The Department of Justice is currently weighing a recommendation for Congress to pass a domestic terrorism law. There is no law like it on the books in the United States; currently, the DOJ can only prosecute instances of ideologically driven violence by people with no international allegiances using existing statutes. The lack of a law also complicates efforts to track extremism in the United States.
The Biden administration announced it would share information with law enforcement agencies and collaborate with tech organizations to track domestic terror content online. The government’s plans, developed by the National Security Council, also include an effort to identify government employees who may pose a domestic terror threat. Screening and vetting processes would be improved.
“Domestic terrorism — driven by hate, bigotry, and other forms of extremism — is a stain on the soul of America,” President Joe Biden said in a statement. “It goes against everything our country strives for and it poses a direct challenge to our national security, democracy, and unity.”

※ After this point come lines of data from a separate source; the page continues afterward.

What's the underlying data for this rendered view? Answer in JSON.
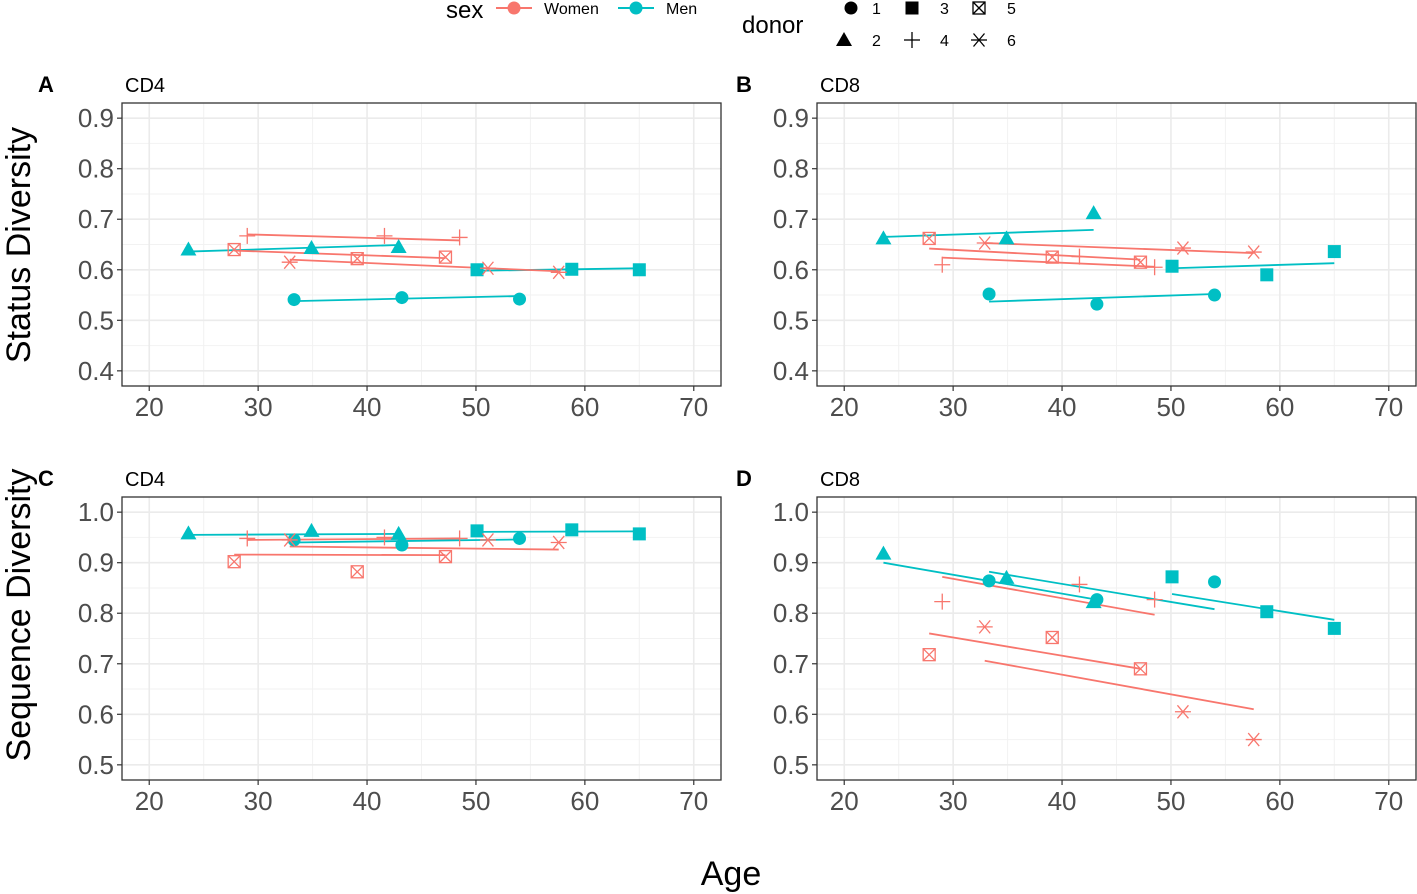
{
  "figure": {
    "x_axis_label": "Age",
    "legend": {
      "sex_title": "sex",
      "sex_items": [
        {
          "label": "Women",
          "color": "#F8766D"
        },
        {
          "label": "Men",
          "color": "#00BFC4"
        }
      ],
      "donor_title": "donor",
      "donor_items": [
        {
          "label": "1",
          "shape": "circle"
        },
        {
          "label": "2",
          "shape": "triangle"
        },
        {
          "label": "3",
          "shape": "square"
        },
        {
          "label": "4",
          "shape": "plus"
        },
        {
          "label": "5",
          "shape": "boxed-x"
        },
        {
          "label": "6",
          "shape": "asterisk"
        }
      ]
    }
  },
  "chart_data": [
    {
      "id": "A",
      "letter": "A",
      "title": "CD4",
      "type": "scatter",
      "ylabel": "Status Diversity",
      "xlim": [
        17.5,
        72.5
      ],
      "ylim": [
        0.37,
        0.93
      ],
      "xticks": [
        20,
        30,
        40,
        50,
        60,
        70
      ],
      "yticks": [
        0.4,
        0.5,
        0.6,
        0.7,
        0.8,
        0.9
      ],
      "series": [
        {
          "donor": 1,
          "sex": "Men",
          "points": [
            [
              33.3,
              0.541
            ],
            [
              43.2,
              0.545
            ],
            [
              54.0,
              0.542
            ]
          ],
          "fit": [
            [
              33.3,
              0.538
            ],
            [
              54.0,
              0.548
            ]
          ]
        },
        {
          "donor": 2,
          "sex": "Men",
          "points": [
            [
              23.6,
              0.64
            ],
            [
              34.9,
              0.643
            ],
            [
              42.9,
              0.645
            ]
          ],
          "fit": [
            [
              23.6,
              0.636
            ],
            [
              42.9,
              0.649
            ]
          ]
        },
        {
          "donor": 3,
          "sex": "Men",
          "points": [
            [
              50.1,
              0.6
            ],
            [
              58.8,
              0.601
            ],
            [
              65.0,
              0.6
            ]
          ],
          "fit": [
            [
              50.1,
              0.598
            ],
            [
              65.0,
              0.603
            ]
          ]
        },
        {
          "donor": 4,
          "sex": "Women",
          "points": [
            [
              29.0,
              0.667
            ],
            [
              41.6,
              0.667
            ],
            [
              48.5,
              0.664
            ]
          ],
          "fit": [
            [
              29.0,
              0.67
            ],
            [
              48.5,
              0.658
            ]
          ]
        },
        {
          "donor": 5,
          "sex": "Women",
          "points": [
            [
              27.8,
              0.64
            ],
            [
              39.1,
              0.622
            ],
            [
              47.2,
              0.625
            ]
          ],
          "fit": [
            [
              27.8,
              0.638
            ],
            [
              47.2,
              0.623
            ]
          ]
        },
        {
          "donor": 6,
          "sex": "Women",
          "points": [
            [
              32.9,
              0.615
            ],
            [
              51.1,
              0.603
            ],
            [
              57.6,
              0.595
            ]
          ],
          "fit": [
            [
              32.9,
              0.62
            ],
            [
              57.6,
              0.597
            ]
          ]
        }
      ]
    },
    {
      "id": "B",
      "letter": "B",
      "title": "CD8",
      "type": "scatter",
      "ylabel": "",
      "xlim": [
        17.5,
        72.5
      ],
      "ylim": [
        0.37,
        0.93
      ],
      "xticks": [
        20,
        30,
        40,
        50,
        60,
        70
      ],
      "yticks": [
        0.4,
        0.5,
        0.6,
        0.7,
        0.8,
        0.9
      ],
      "series": [
        {
          "donor": 1,
          "sex": "Men",
          "points": [
            [
              33.3,
              0.552
            ],
            [
              43.2,
              0.532
            ],
            [
              54.0,
              0.55
            ]
          ],
          "fit": [
            [
              33.3,
              0.537
            ],
            [
              54.0,
              0.552
            ]
          ]
        },
        {
          "donor": 2,
          "sex": "Men",
          "points": [
            [
              23.6,
              0.662
            ],
            [
              34.9,
              0.662
            ],
            [
              42.9,
              0.712
            ]
          ],
          "fit": [
            [
              23.6,
              0.665
            ],
            [
              42.9,
              0.679
            ]
          ]
        },
        {
          "donor": 3,
          "sex": "Men",
          "points": [
            [
              50.1,
              0.607
            ],
            [
              58.8,
              0.59
            ],
            [
              65.0,
              0.636
            ]
          ],
          "fit": [
            [
              50.1,
              0.603
            ],
            [
              65.0,
              0.613
            ]
          ]
        },
        {
          "donor": 4,
          "sex": "Women",
          "points": [
            [
              29.0,
              0.61
            ],
            [
              41.6,
              0.626
            ],
            [
              48.5,
              0.605
            ]
          ],
          "fit": [
            [
              29.0,
              0.624
            ],
            [
              48.5,
              0.606
            ]
          ]
        },
        {
          "donor": 5,
          "sex": "Women",
          "points": [
            [
              27.8,
              0.662
            ],
            [
              39.1,
              0.625
            ],
            [
              47.2,
              0.615
            ]
          ],
          "fit": [
            [
              27.8,
              0.642
            ],
            [
              47.2,
              0.62
            ]
          ]
        },
        {
          "donor": 6,
          "sex": "Women",
          "points": [
            [
              32.9,
              0.653
            ],
            [
              51.1,
              0.643
            ],
            [
              57.6,
              0.635
            ]
          ],
          "fit": [
            [
              32.9,
              0.653
            ],
            [
              57.6,
              0.633
            ]
          ]
        }
      ]
    },
    {
      "id": "C",
      "letter": "C",
      "title": "CD4",
      "type": "scatter",
      "ylabel": "Sequence Diversity",
      "xlim": [
        17.5,
        72.5
      ],
      "ylim": [
        0.47,
        1.03
      ],
      "xticks": [
        20,
        30,
        40,
        50,
        60,
        70
      ],
      "yticks": [
        0.5,
        0.6,
        0.7,
        0.8,
        0.9,
        1.0
      ],
      "series": [
        {
          "donor": 1,
          "sex": "Men",
          "points": [
            [
              33.3,
              0.945
            ],
            [
              43.2,
              0.935
            ],
            [
              54.0,
              0.948
            ]
          ],
          "fit": [
            [
              33.3,
              0.94
            ],
            [
              54.0,
              0.946
            ]
          ]
        },
        {
          "donor": 2,
          "sex": "Men",
          "points": [
            [
              23.6,
              0.958
            ],
            [
              34.9,
              0.963
            ],
            [
              42.9,
              0.957
            ]
          ],
          "fit": [
            [
              23.6,
              0.955
            ],
            [
              42.9,
              0.957
            ]
          ]
        },
        {
          "donor": 3,
          "sex": "Men",
          "points": [
            [
              50.1,
              0.963
            ],
            [
              58.8,
              0.965
            ],
            [
              65.0,
              0.957
            ]
          ],
          "fit": [
            [
              50.1,
              0.961
            ],
            [
              65.0,
              0.962
            ]
          ]
        },
        {
          "donor": 4,
          "sex": "Women",
          "points": [
            [
              29.0,
              0.948
            ],
            [
              41.6,
              0.95
            ],
            [
              48.5,
              0.948
            ]
          ],
          "fit": [
            [
              29.0,
              0.945
            ],
            [
              48.5,
              0.948
            ]
          ]
        },
        {
          "donor": 5,
          "sex": "Women",
          "points": [
            [
              27.8,
              0.902
            ],
            [
              39.1,
              0.882
            ],
            [
              47.2,
              0.912
            ]
          ],
          "fit": [
            [
              27.8,
              0.916
            ],
            [
              47.2,
              0.915
            ]
          ]
        },
        {
          "donor": 6,
          "sex": "Women",
          "points": [
            [
              32.9,
              0.945
            ],
            [
              51.1,
              0.945
            ],
            [
              57.6,
              0.94
            ]
          ],
          "fit": [
            [
              32.9,
              0.932
            ],
            [
              57.6,
              0.926
            ]
          ]
        }
      ]
    },
    {
      "id": "D",
      "letter": "D",
      "title": "CD8",
      "type": "scatter",
      "ylabel": "",
      "xlim": [
        17.5,
        72.5
      ],
      "ylim": [
        0.47,
        1.03
      ],
      "xticks": [
        20,
        30,
        40,
        50,
        60,
        70
      ],
      "yticks": [
        0.5,
        0.6,
        0.7,
        0.8,
        0.9,
        1.0
      ],
      "series": [
        {
          "donor": 1,
          "sex": "Men",
          "points": [
            [
              33.3,
              0.864
            ],
            [
              43.2,
              0.827
            ],
            [
              54.0,
              0.862
            ]
          ],
          "fit": [
            [
              33.3,
              0.882
            ],
            [
              54.0,
              0.808
            ]
          ]
        },
        {
          "donor": 2,
          "sex": "Men",
          "points": [
            [
              23.6,
              0.918
            ],
            [
              34.9,
              0.87
            ],
            [
              42.9,
              0.822
            ]
          ],
          "fit": [
            [
              23.6,
              0.9
            ],
            [
              42.9,
              0.828
            ]
          ]
        },
        {
          "donor": 3,
          "sex": "Men",
          "points": [
            [
              50.1,
              0.872
            ],
            [
              58.8,
              0.803
            ],
            [
              65.0,
              0.77
            ]
          ],
          "fit": [
            [
              50.1,
              0.838
            ],
            [
              65.0,
              0.787
            ]
          ]
        },
        {
          "donor": 4,
          "sex": "Women",
          "points": [
            [
              29.0,
              0.823
            ],
            [
              41.6,
              0.857
            ],
            [
              48.5,
              0.827
            ]
          ],
          "fit": [
            [
              29.0,
              0.872
            ],
            [
              48.5,
              0.797
            ]
          ]
        },
        {
          "donor": 5,
          "sex": "Women",
          "points": [
            [
              27.8,
              0.718
            ],
            [
              39.1,
              0.752
            ],
            [
              47.2,
              0.69
            ]
          ],
          "fit": [
            [
              27.8,
              0.76
            ],
            [
              47.2,
              0.69
            ]
          ]
        },
        {
          "donor": 6,
          "sex": "Women",
          "points": [
            [
              32.9,
              0.773
            ],
            [
              51.1,
              0.605
            ],
            [
              57.6,
              0.55
            ]
          ],
          "fit": [
            [
              32.9,
              0.706
            ],
            [
              57.6,
              0.61
            ]
          ]
        }
      ]
    }
  ]
}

An official fact sheet from the White House‘s website also stresses the importance of countering domestic terrorism.
“The U.S. Government is committed to strengthening trust in American democracy and its ability to deliver for the American people, including through relief and opportunity provided by the American Rescue Plan, the American Jobs Plan and the American Families Plan. The U.S. Government will also work to find ways to counter the polarization often fueled by disinformation, misinformation, and dangerous conspiracy theories online, supporting an information environment that fosters healthy democratic discourse,” it reads.